I opened the top of the tank and peered in. It was wide and rounded with a small grate in the center.

And there, lying in the middle of the grate, was a small strip of something dark. Though it was hard to see in the shadows within the tank, I had no doubt what it was.

My eyes fluttered, and suddenly I was not leaning down into a water tank: I was back in Daretana, watching as Princeps Otirios held his hands up about eight smallspan apart.

A slender slip of grass…not big at all. Odd to think such a small thing could kill a man so horribly.

I swallowed as the memory released me. “That’s it,” I said hoarsely. “It’s still here.”

* * *

I RETURNED TO the coterie and informed them of what I’d found. “Don’t use or tamper with or touch any of the bathing mechanisms,” I told Fayazi. “I frankly shouldn’t have looked into the water tank. I’ll call the Apoths when I return, and they’ll dispose of the contagion accordingly.”

For the first time, Fayazi looked rattled. “But…but how did it get in there at all? We had guards at all the hallways, and…and for the love of Sanctum, we had telltales at the entries to the estate! We made all the attendees march past them as they entered! That’s how we keep contagion out!”

“Calm,” said the axiom quietly. “Calm yourself, mistress…” Again, her hand returned to Fayazi’s arm, gripping her tight.

I considered the situation.
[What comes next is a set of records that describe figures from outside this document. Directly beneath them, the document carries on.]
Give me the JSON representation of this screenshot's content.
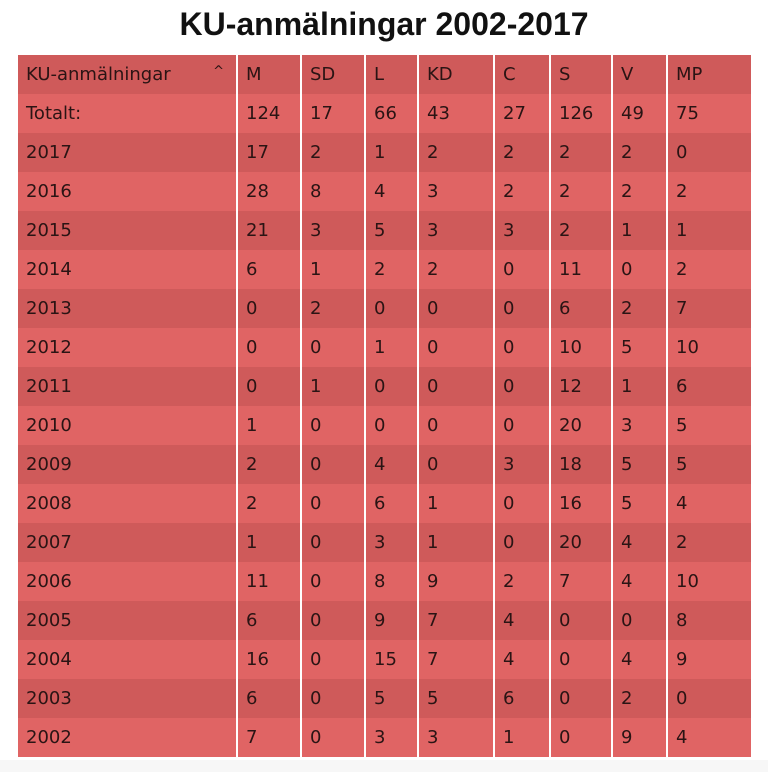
{
  "title": "KU-anmälningar 2002-2017",
  "colors": {
    "header_bg": "#cf5a5a",
    "row_odd": "#e06464",
    "row_even": "#cf5a5a",
    "separator": "#ffffff"
  },
  "table": {
    "sort_icon": "chevron-up-icon",
    "sort_glyph": "^",
    "columns": [
      "KU-anmälningar",
      "M",
      "SD",
      "L",
      "KD",
      "C",
      "S",
      "V",
      "MP"
    ],
    "rows": [
      [
        "Totalt:",
        "124",
        "17",
        "66",
        "43",
        "27",
        "126",
        "49",
        "75"
      ],
      [
        "2017",
        "17",
        "2",
        "1",
        "2",
        "2",
        "2",
        "2",
        "0"
      ],
      [
        "2016",
        "28",
        "8",
        "4",
        "3",
        "2",
        "2",
        "2",
        "2"
      ],
      [
        "2015",
        "21",
        "3",
        "5",
        "3",
        "3",
        "2",
        "1",
        "1"
      ],
      [
        "2014",
        "6",
        "1",
        "2",
        "2",
        "0",
        "11",
        "0",
        "2"
      ],
      [
        "2013",
        "0",
        "2",
        "0",
        "0",
        "0",
        "6",
        "2",
        "7"
      ],
      [
        "2012",
        "0",
        "0",
        "1",
        "0",
        "0",
        "10",
        "5",
        "10"
      ],
      [
        "2011",
        "0",
        "1",
        "0",
        "0",
        "0",
        "12",
        "1",
        "6"
      ],
      [
        "2010",
        "1",
        "0",
        "0",
        "0",
        "0",
        "20",
        "3",
        "5"
      ],
      [
        "2009",
        "2",
        "0",
        "4",
        "0",
        "3",
        "18",
        "5",
        "5"
      ],
      [
        "2008",
        "2",
        "0",
        "6",
        "1",
        "0",
        "16",
        "5",
        "4"
      ],
      [
        "2007",
        "1",
        "0",
        "3",
        "1",
        "0",
        "20",
        "4",
        "2"
      ],
      [
        "2006",
        "11",
        "0",
        "8",
        "9",
        "2",
        "7",
        "4",
        "10"
      ],
      [
        "2005",
        "6",
        "0",
        "9",
        "7",
        "4",
        "0",
        "0",
        "8"
      ],
      [
        "2004",
        "16",
        "0",
        "15",
        "7",
        "4",
        "0",
        "4",
        "9"
      ],
      [
        "2003",
        "6",
        "0",
        "5",
        "5",
        "6",
        "0",
        "2",
        "0"
      ],
      [
        "2002",
        "7",
        "0",
        "3",
        "3",
        "1",
        "0",
        "9",
        "4"
      ]
    ]
  },
  "chart_data": {
    "type": "table",
    "title": "KU-anmälningar 2002-2017",
    "columns": [
      "KU-anmälningar",
      "M",
      "SD",
      "L",
      "KD",
      "C",
      "S",
      "V",
      "MP"
    ],
    "totals": {
      "label": "Totalt:",
      "values": [
        124,
        17,
        66,
        43,
        27,
        126,
        49,
        75
      ]
    },
    "categories": [
      "2017",
      "2016",
      "2015",
      "2014",
      "2013",
      "2012",
      "2011",
      "2010",
      "2009",
      "2008",
      "2007",
      "2006",
      "2005",
      "2004",
      "2003",
      "2002"
    ],
    "series": [
      {
        "name": "M",
        "values": [
          17,
          28,
          21,
          6,
          0,
          0,
          0,
          1,
          2,
          2,
          1,
          11,
          6,
          16,
          6,
          7
        ]
      },
      {
        "name": "SD",
        "values": [
          2,
          8,
          3,
          1,
          2,
          0,
          1,
          0,
          0,
          0,
          0,
          0,
          0,
          0,
          0,
          0
        ]
      },
      {
        "name": "L",
        "values": [
          1,
          4,
          5,
          2,
          0,
          1,
          0,
          0,
          4,
          6,
          3,
          8,
          9,
          15,
          5,
          3
        ]
      },
      {
        "name": "KD",
        "values": [
          2,
          3,
          3,
          2,
          0,
          0,
          0,
          0,
          0,
          1,
          1,
          9,
          7,
          7,
          5,
          3
        ]
      },
      {
        "name": "C",
        "values": [
          2,
          2,
          3,
          0,
          0,
          0,
          0,
          0,
          3,
          0,
          0,
          2,
          4,
          4,
          6,
          1
        ]
      },
      {
        "name": "S",
        "values": [
          2,
          2,
          2,
          11,
          6,
          10,
          12,
          20,
          18,
          16,
          20,
          7,
          0,
          0,
          0,
          0
        ]
      },
      {
        "name": "V",
        "values": [
          2,
          2,
          1,
          0,
          2,
          5,
          1,
          3,
          5,
          5,
          4,
          4,
          0,
          4,
          2,
          9
        ]
      },
      {
        "name": "MP",
        "values": [
          0,
          2,
          1,
          2,
          7,
          10,
          6,
          5,
          5,
          4,
          2,
          10,
          8,
          9,
          0,
          4
        ]
      }
    ]
  }
}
The estate was a giant place. And despite what Fayazi had just said, I knew such a giant place would offer many points of entry—but where to start?

I remembered what Ana had told me after catching Uxos: Projecting motives is a fool’s game. But how they do it—that’s a matter of matter, moving real things about in real space.

“How do the servants get up here?” I asked. “Do they take the same route we did?”

“They use the servants’ passages,” said the engraver. He pointed east along the walls. “The entrance is there, out of sight, but it is kept locked.”

I went to where he pointed and found a small, bland little door that had been built to blend in with the wall. I tried the knob, but it was locked tight.

“It was locked the day of the party?” I asked.

“Yes,” he said.

“And it was only unlocked before Kaygi took his bath?”

“Correct.”

“Is this the only servants’ door to this part of the house?”